ABSTRACT

The Beijing Olympics made visible, through various media practices and events associated with them, a range of different component parts of the constantly and rapidly changing Chinese media landscape. By following the Chinese, and to some degree foreign, media coverage of the Olympics this paper presents a range of clear examples that draw our attention to some of the key ways in which Chinese media work and some of the important changes and developments that are currently taking place in this area of Chinese social life. The paper identifies the more important of these developments treating them under three broad interrelated headings. The first is the relationship of the media to the government and the paper argues that this relationship requires reconceptualisation in ways that avoid the stereotypical polarities of state control and resistance.
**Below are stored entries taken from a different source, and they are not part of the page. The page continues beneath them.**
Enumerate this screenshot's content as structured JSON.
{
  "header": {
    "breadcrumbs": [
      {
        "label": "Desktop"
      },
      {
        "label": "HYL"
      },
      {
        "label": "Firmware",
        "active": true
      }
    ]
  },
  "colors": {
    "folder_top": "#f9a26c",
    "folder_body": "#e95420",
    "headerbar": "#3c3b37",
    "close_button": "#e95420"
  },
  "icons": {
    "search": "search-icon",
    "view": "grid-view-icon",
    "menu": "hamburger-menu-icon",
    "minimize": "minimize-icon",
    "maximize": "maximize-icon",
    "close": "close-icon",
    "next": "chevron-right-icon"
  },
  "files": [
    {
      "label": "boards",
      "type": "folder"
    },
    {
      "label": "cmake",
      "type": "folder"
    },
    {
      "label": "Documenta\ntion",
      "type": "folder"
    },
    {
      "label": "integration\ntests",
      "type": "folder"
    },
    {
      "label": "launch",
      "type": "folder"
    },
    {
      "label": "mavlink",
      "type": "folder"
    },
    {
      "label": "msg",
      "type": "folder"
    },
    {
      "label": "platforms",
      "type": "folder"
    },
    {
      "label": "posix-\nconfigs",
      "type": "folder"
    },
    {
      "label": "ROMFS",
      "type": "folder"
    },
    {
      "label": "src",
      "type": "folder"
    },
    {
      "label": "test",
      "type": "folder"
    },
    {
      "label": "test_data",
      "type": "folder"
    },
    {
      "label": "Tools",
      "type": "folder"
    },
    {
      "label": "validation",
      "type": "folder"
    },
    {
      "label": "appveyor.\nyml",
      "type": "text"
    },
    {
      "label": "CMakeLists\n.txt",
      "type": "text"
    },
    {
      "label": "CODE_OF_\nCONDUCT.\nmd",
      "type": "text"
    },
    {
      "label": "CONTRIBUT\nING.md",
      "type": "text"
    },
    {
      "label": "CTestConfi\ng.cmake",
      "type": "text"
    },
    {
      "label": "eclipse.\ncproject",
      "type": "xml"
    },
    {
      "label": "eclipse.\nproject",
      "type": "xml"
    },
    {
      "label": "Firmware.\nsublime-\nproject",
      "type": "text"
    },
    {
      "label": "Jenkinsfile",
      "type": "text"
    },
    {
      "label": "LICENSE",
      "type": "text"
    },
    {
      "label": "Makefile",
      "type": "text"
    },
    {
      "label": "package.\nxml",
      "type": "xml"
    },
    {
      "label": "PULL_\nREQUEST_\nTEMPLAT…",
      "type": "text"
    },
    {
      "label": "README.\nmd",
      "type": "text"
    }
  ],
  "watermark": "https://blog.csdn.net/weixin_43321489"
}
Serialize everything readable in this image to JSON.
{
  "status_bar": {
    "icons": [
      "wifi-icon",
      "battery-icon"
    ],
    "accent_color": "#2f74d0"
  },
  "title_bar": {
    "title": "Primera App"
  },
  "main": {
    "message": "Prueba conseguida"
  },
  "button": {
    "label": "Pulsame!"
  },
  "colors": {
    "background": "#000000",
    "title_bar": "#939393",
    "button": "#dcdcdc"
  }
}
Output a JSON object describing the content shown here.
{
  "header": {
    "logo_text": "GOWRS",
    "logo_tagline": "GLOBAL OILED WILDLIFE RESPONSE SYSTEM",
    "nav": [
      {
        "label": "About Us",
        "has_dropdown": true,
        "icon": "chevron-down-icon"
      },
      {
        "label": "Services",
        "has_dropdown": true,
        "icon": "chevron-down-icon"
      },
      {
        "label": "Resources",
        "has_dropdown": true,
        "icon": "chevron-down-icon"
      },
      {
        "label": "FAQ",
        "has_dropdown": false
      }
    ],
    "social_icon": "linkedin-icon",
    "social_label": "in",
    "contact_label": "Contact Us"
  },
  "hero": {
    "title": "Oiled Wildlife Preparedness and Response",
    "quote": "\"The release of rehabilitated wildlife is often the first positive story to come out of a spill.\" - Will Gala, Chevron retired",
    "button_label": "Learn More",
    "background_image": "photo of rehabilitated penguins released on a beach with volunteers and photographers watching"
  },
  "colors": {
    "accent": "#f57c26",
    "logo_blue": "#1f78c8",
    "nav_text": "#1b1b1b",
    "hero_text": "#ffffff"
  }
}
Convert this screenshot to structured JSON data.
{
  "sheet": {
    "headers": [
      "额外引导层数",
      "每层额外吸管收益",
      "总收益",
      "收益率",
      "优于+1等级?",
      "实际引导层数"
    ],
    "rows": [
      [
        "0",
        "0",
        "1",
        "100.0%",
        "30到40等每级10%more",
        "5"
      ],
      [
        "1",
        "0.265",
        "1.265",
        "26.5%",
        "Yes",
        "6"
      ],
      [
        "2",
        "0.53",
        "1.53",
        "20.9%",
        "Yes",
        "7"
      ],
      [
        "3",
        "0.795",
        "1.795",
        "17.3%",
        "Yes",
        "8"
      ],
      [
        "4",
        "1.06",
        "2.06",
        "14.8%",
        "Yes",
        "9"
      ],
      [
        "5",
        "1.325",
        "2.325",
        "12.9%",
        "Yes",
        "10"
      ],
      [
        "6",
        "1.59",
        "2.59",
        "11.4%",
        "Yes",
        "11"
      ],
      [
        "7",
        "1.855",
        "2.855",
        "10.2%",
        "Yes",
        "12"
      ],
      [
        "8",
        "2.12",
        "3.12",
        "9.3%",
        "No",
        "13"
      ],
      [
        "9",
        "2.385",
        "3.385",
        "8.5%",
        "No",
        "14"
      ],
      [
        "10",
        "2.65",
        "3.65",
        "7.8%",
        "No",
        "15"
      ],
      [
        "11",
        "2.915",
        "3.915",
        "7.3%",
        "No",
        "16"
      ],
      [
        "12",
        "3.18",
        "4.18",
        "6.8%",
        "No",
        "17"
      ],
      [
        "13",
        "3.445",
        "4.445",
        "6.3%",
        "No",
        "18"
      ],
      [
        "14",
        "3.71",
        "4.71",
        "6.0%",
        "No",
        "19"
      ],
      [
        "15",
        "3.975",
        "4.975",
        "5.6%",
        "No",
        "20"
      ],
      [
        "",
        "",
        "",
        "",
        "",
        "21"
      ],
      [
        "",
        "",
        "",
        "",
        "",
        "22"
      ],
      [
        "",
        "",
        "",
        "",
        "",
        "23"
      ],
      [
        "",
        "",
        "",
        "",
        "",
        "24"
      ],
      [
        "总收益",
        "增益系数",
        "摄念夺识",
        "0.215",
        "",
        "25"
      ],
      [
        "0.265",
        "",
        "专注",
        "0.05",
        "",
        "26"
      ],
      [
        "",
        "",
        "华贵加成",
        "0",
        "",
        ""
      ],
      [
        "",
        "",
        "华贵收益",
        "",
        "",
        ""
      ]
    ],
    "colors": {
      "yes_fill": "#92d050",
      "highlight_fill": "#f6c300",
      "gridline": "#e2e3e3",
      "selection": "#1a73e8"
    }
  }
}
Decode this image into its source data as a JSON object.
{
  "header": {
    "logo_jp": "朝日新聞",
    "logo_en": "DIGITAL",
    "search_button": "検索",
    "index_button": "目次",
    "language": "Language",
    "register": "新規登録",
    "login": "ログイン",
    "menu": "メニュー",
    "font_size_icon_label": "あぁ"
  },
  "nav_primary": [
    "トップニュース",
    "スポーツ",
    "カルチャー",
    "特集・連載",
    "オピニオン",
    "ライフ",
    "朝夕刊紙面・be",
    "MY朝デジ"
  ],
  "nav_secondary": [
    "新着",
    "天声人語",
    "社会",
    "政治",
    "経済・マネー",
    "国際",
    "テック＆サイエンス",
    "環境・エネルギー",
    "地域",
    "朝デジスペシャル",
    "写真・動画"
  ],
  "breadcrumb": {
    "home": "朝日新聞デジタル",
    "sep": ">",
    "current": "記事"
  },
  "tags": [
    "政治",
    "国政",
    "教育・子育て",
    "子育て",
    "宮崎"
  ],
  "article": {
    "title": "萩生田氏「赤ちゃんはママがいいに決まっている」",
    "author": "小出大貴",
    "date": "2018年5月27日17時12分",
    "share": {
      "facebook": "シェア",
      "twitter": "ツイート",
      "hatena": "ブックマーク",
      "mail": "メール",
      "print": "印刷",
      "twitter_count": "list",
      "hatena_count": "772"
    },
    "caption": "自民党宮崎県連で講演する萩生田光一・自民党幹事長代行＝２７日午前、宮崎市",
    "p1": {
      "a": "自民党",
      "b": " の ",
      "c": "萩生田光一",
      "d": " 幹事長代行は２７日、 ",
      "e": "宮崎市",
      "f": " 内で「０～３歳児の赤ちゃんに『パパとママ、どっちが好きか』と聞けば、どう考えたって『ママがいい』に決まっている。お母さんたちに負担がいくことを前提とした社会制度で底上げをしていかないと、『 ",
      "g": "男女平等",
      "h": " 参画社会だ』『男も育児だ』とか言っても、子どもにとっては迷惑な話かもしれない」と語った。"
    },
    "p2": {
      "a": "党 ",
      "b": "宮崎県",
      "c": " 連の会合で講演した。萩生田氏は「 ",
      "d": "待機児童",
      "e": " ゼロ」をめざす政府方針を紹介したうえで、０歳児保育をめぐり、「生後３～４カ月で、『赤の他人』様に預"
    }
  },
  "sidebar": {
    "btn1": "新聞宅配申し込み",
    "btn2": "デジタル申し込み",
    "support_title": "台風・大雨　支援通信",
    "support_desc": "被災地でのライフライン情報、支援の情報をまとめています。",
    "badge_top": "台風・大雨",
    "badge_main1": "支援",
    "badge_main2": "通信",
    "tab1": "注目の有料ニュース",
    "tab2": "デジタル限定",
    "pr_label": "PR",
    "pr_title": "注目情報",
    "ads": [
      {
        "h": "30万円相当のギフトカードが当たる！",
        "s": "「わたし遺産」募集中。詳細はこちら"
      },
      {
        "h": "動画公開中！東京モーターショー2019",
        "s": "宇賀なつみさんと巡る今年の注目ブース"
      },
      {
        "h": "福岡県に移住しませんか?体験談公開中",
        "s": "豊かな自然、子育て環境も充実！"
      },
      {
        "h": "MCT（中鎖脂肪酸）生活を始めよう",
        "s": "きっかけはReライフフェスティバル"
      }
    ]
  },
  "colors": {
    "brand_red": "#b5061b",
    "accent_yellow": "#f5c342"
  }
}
The second area for discussion relates to the relationship between Chinese and foreign media. I will argue that coverage of Olympics-related events in both Chinese and foreign media reveal important transformations in this relationship. The third issue relates to the rapid growth of new media use in contemporary China. To understand contemporary developments in Chinese media it is impossible to ignore the emergence of new media and new technologies – the Internet, mobile phones, digital television and mobile television in particular. However, the emphasis will not only be on what is new. It is also important to consider how old media habits continue to shape new media agendas and transformations. The paper argues that these developments require us to reconceptualise the Chinese media landscape in ways that break with the established frames of reference.